Those of you who, like me, have a strange cocktail of heritages and countries lived in will be used to this question. I say where my parents are from, two different countries, continents even, and it is like some people can’t handle this. The answer is too murky. They must definitively ascertain where my loyalties lie. They need to put me in a box with a label so that they can understand me better.
‘Which one do you feel most’ -neither and both.
‘But you have been here since you were 7, so you’re British.’ – My dad says things like ‘put out the light’ and ‘get down from the car’ and my mum mixes her metaphors in English so she comes out with sayings like ‘the grass is always greener when you’re playing the field.’ I most definitely did not grow up feeling British. (Note: I actually just got my British citizenship in 2017 but I still waiting for the British feels to drop.)
‘But which one is home to you?’ – what does this even mean and why do I have to choose just one?

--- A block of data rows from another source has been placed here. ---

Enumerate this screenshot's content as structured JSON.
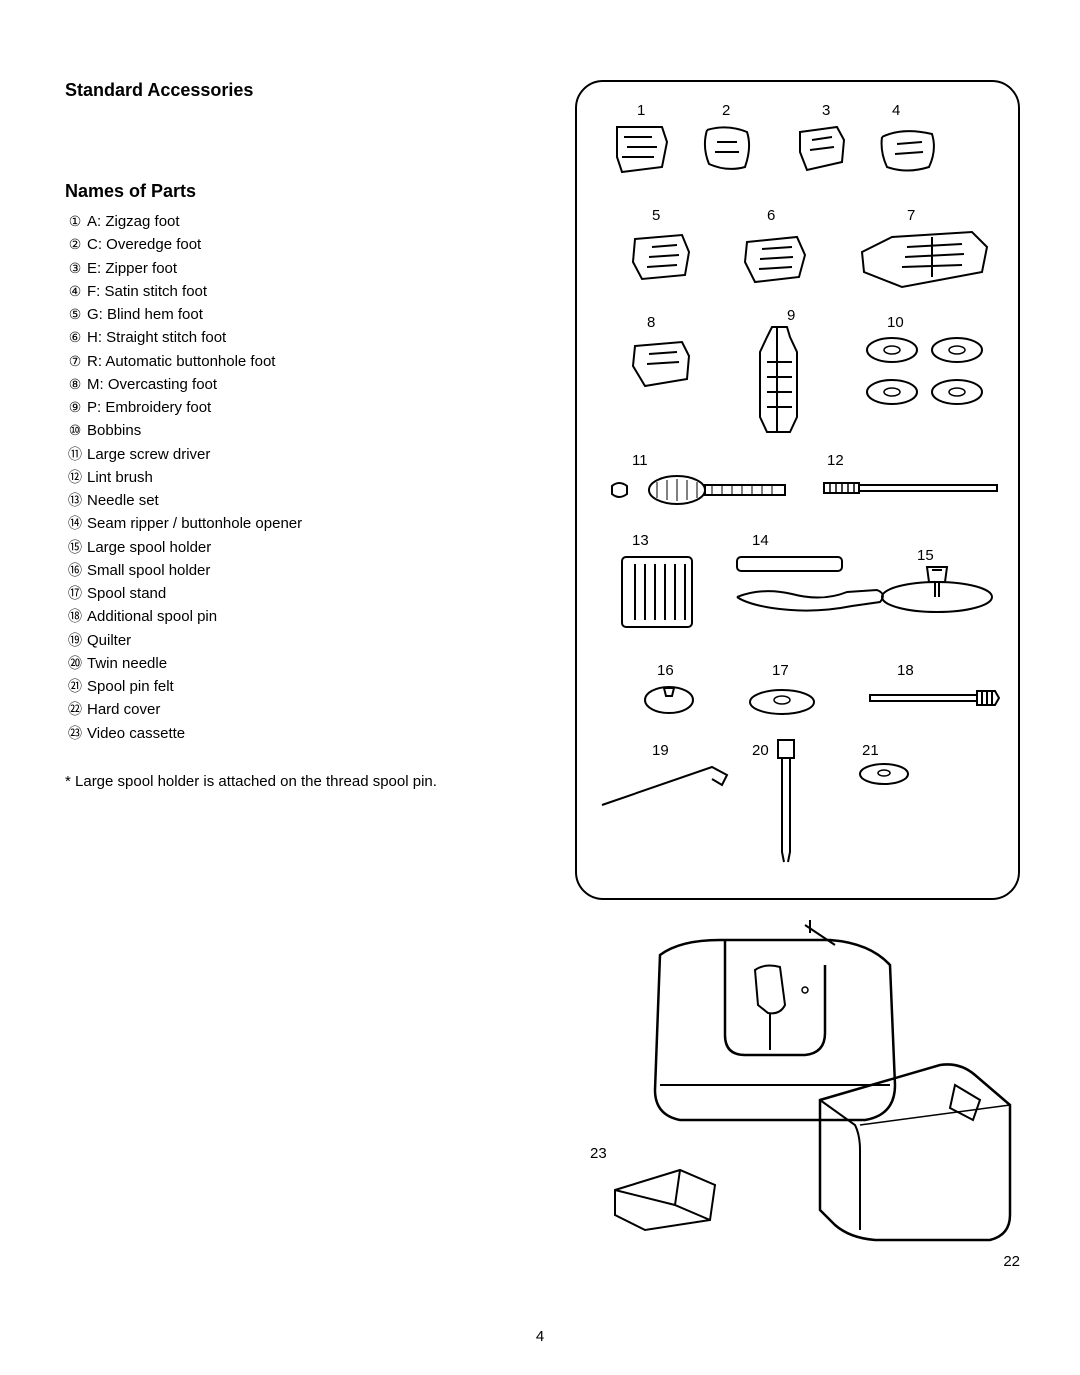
{
  "page_number": "4",
  "heading_main": "Standard Accessories",
  "heading_sub": "Names of Parts",
  "parts": [
    {
      "num": "①",
      "label": "A: Zigzag foot"
    },
    {
      "num": "②",
      "label": "C: Overedge foot"
    },
    {
      "num": "③",
      "label": "E: Zipper foot"
    },
    {
      "num": "④",
      "label": "F: Satin stitch foot"
    },
    {
      "num": "⑤",
      "label": "G: Blind hem foot"
    },
    {
      "num": "⑥",
      "label": "H: Straight stitch foot"
    },
    {
      "num": "⑦",
      "label": "R: Automatic buttonhole foot"
    },
    {
      "num": "⑧",
      "label": "M: Overcasting foot"
    },
    {
      "num": "⑨",
      "label": "P: Embroidery foot"
    },
    {
      "num": "⑩",
      "label": "Bobbins"
    },
    {
      "num": "⑪",
      "label": "Large screw driver"
    },
    {
      "num": "⑫",
      "label": "Lint brush"
    },
    {
      "num": "⑬",
      "label": "Needle set"
    },
    {
      "num": "⑭",
      "label": "Seam ripper / buttonhole opener"
    },
    {
      "num": "⑮",
      "label": "Large spool holder"
    },
    {
      "num": "⑯",
      "label": "Small spool holder"
    },
    {
      "num": "⑰",
      "label": "Spool stand"
    },
    {
      "num": "⑱",
      "label": "Additional spool pin"
    },
    {
      "num": "⑲",
      "label": "Quilter"
    },
    {
      "num": "⑳",
      "label": "Twin needle"
    },
    {
      "num": "㉑",
      "label": "Spool pin felt"
    },
    {
      "num": "㉒",
      "label": "Hard cover"
    },
    {
      "num": "㉓",
      "label": "Video cassette"
    }
  ],
  "note": "*  Large spool holder is attached on the thread spool pin.",
  "diagram_labels": {
    "n1": "1",
    "n2": "2",
    "n3": "3",
    "n4": "4",
    "n5": "5",
    "n6": "6",
    "n7": "7",
    "n8": "8",
    "n9": "9",
    "n10": "10",
    "n11": "11",
    "n12": "12",
    "n13": "13",
    "n14": "14",
    "n15": "15",
    "n16": "16",
    "n17": "17",
    "n18": "18",
    "n19": "19",
    "n20": "20",
    "n21": "21",
    "n22": "22",
    "n23": "23"
  }
}
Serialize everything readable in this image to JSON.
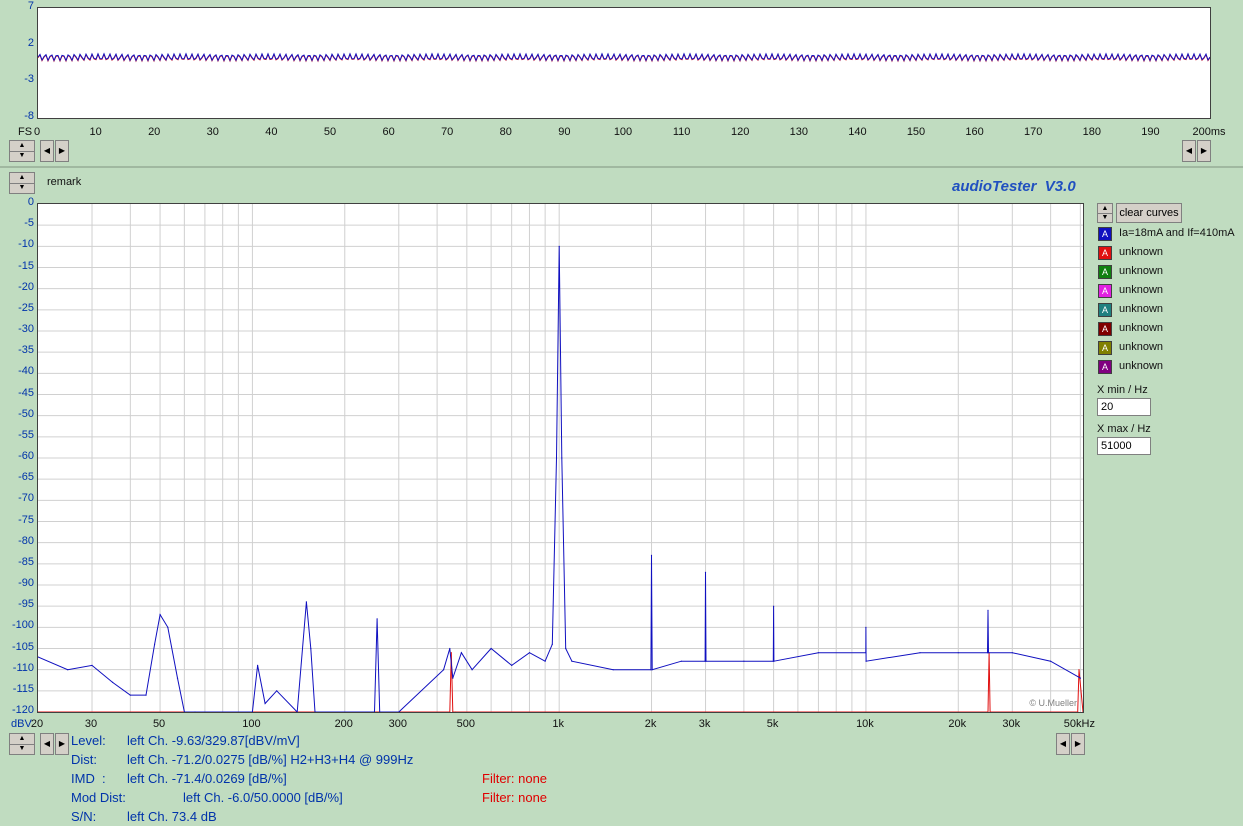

You want to tell these people to back off. You want to tell them you have enough trouble pinpointing your cultural and national identity without them putting strange expectations and parameters on it.
‘Perhaps it is the odd mixture of continents and blood, of here and there, of belonging and not, that makes me restless….’
This quote by Hanif Kureishi in the Buddha of Suburbia sums it up nicely. That feeling of being from here, there, everywhere and nowhere. Of being a little bit foreign wherever you go, and yet feeling at ease anywhere too.
I have actually chopped the end of this quote off (‘…and easily bored.’) because it is true but makes me sound fickle, and this is the Internet and I am told I can be the best me on the Internet.